Expresso Político – Coluna Diária do Editor
Por Miguel do Rosário, editor-chefe do Cafezinho.
É tudo muito previsível.
Ao mesmo tempo perturbador.
Tudo que lemos nos livros de história, sobre corporações de juízes, na França do Antigo Regime, na Alemanha e Itália em processo de fascistização, na China pré-revolucionária, agindo em bloco, como um partido político, invariavelmente reacionário, contra qualquer mudança progressista na sociedade, vemos se materializar no Brasil de hoje.
Os juízes brasileiros são a face mais evidente, mais perigosa, brutal e agressiva, da atual reação conservadora aos avanços observados nos últimos anos.
Os juízes, qual os que perseguiram os inconfidentes, os quilombos, as lideranças populares da nossa história, de maneira geral, querem cortar cabeças, em particular uma: a de Lula.
No caso do Brasil, há um agravante: uma publicidade midiática opressiva, avassaladora.
O juiz que não aderir ao clima de linchamento, é linchado também. Que o diga o ministro Marcelo Navarro Ribeiro Dantas, do STJ, que ousou contestar alguns arbítrios da Lava Jato.

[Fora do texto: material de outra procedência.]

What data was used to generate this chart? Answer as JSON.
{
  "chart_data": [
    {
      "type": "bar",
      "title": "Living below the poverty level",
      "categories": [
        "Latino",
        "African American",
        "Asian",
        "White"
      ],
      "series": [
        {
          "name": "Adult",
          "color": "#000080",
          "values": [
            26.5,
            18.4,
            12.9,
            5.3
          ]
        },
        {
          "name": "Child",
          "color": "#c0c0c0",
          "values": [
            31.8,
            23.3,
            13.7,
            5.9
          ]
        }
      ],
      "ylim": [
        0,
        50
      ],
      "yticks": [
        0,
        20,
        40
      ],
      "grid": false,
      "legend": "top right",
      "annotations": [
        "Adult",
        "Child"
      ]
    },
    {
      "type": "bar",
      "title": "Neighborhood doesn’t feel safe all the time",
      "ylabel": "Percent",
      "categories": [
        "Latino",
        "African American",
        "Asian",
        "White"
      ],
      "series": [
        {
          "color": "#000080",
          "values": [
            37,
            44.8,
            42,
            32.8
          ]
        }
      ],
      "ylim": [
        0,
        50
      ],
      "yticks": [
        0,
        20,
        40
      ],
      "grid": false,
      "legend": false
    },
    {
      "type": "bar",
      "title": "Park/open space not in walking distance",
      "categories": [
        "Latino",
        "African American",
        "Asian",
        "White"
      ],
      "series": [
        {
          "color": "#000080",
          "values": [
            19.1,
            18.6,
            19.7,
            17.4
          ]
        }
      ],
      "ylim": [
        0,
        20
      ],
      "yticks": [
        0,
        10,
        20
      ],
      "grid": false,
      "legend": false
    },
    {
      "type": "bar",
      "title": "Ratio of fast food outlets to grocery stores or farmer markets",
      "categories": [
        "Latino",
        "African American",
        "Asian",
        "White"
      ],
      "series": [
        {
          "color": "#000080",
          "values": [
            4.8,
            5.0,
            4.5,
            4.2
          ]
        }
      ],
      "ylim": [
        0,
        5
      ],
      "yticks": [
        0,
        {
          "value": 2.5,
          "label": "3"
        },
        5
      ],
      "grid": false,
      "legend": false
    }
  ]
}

Foi o suficiente para se tornar alvo da sanha midiática e da própria Lava Jato, que direcionou suas baterias delatoras contra o ministro.
É uma conjuntura cruel, em que os ministros mais corruptos e mais autoritários são protegidos, blindados, acariciados pela mídia e pelo sistema, enquanto os magistrados mais isentos, mais éticos e preocupados em não aderir ao espírito linchatório que impregna a atmosfera política da ocasião, são atacados, vilipendiados, desmoralizados.
O indiciamento de Lula, por parte de um juiz de Brasília, representa ainda, possivelmente, uma reação do partido do judiciário – ou melhor, do partido dos justiceiros – à denúncia de Lula às Organizações das Nações Unidas (ONU) contra o estado de exceção que vive o Brasil.
Alguns estudiosos, aliás, preferem chamar o partido dos justiceiros de partido da juristocracia, que parece ser um dos piores males da nossa era, pois é uma espécie de reação do autoritarismo ao progresso da democracia no mundo.
Essa juristocracia foi, junto com a mídia nacional (que integra o sistema juristocrático, visto que ela, a mídia, também se transformou num tribunal), protagonista do golpe, e o golpe precisa desmoralizar a figura política que representa tudo aquilo que o golpe veio para destruir.
É preciso aniquilar um ideário centrado no amor ao povo e no respeito a seu voto.
Segundo o ideário golpista, o povo não pode ganhar bons salários, não pode ter tempo para o lazer, não pode ter educação ou saúde públicas, não pode estudar no exterior, não pode ter leis que lhe dêem segurança no trabalho, tem de se aposentar de preferência um minuto antes de morrer.
Para o ideário golpista prevalecer, contudo, é preciso pintar aqueles que defendem o oposto, que defendem as ideias de liberdade política e social para o povo, como ladrões, corruptos, párias.
Além da reação à ONU, o que vemos é também uma intensificação do clima golpista às vésperas da votação do impeachment. Afinal, o golpe foi dado principalmente por dois atores: as castas burocráticas e a mídia. Ambos estão agora trabalhando para assegurar que o golpe se consume sem maiores obstáculos. Para isso é preciso manter Lula acuado, oprimido, debilitado judicialmente.
As acusações à Lula, que são as mesmas para outros sete réus, são surreais. O juiz tirou do fundo do baú as acusações mais subjetivas e vagas de todo o direito penal brasileiro: embaraço à investigação de organização criminosa, que prevê pena de três a oito anos; patrocínio infiel (quando advogado não defende corretamente interesses do cliente – os outros foram considerados coautores), que prevê pena de seis meses a três anos; e exploração de prestígio, que prevê pena de um a cinco anos.
Embaraço à investigação, patrocínio infiel e exploração de prestígio…
Tudo isso numa atmosfera midiática de absurdo linchamento político, com divulgação diária, massacrante, de denúncias (sempre vazias, tipo pedalinhos, “orientação” de cozinha), vazamentos seletivos ilegais, contra o ex-presidente.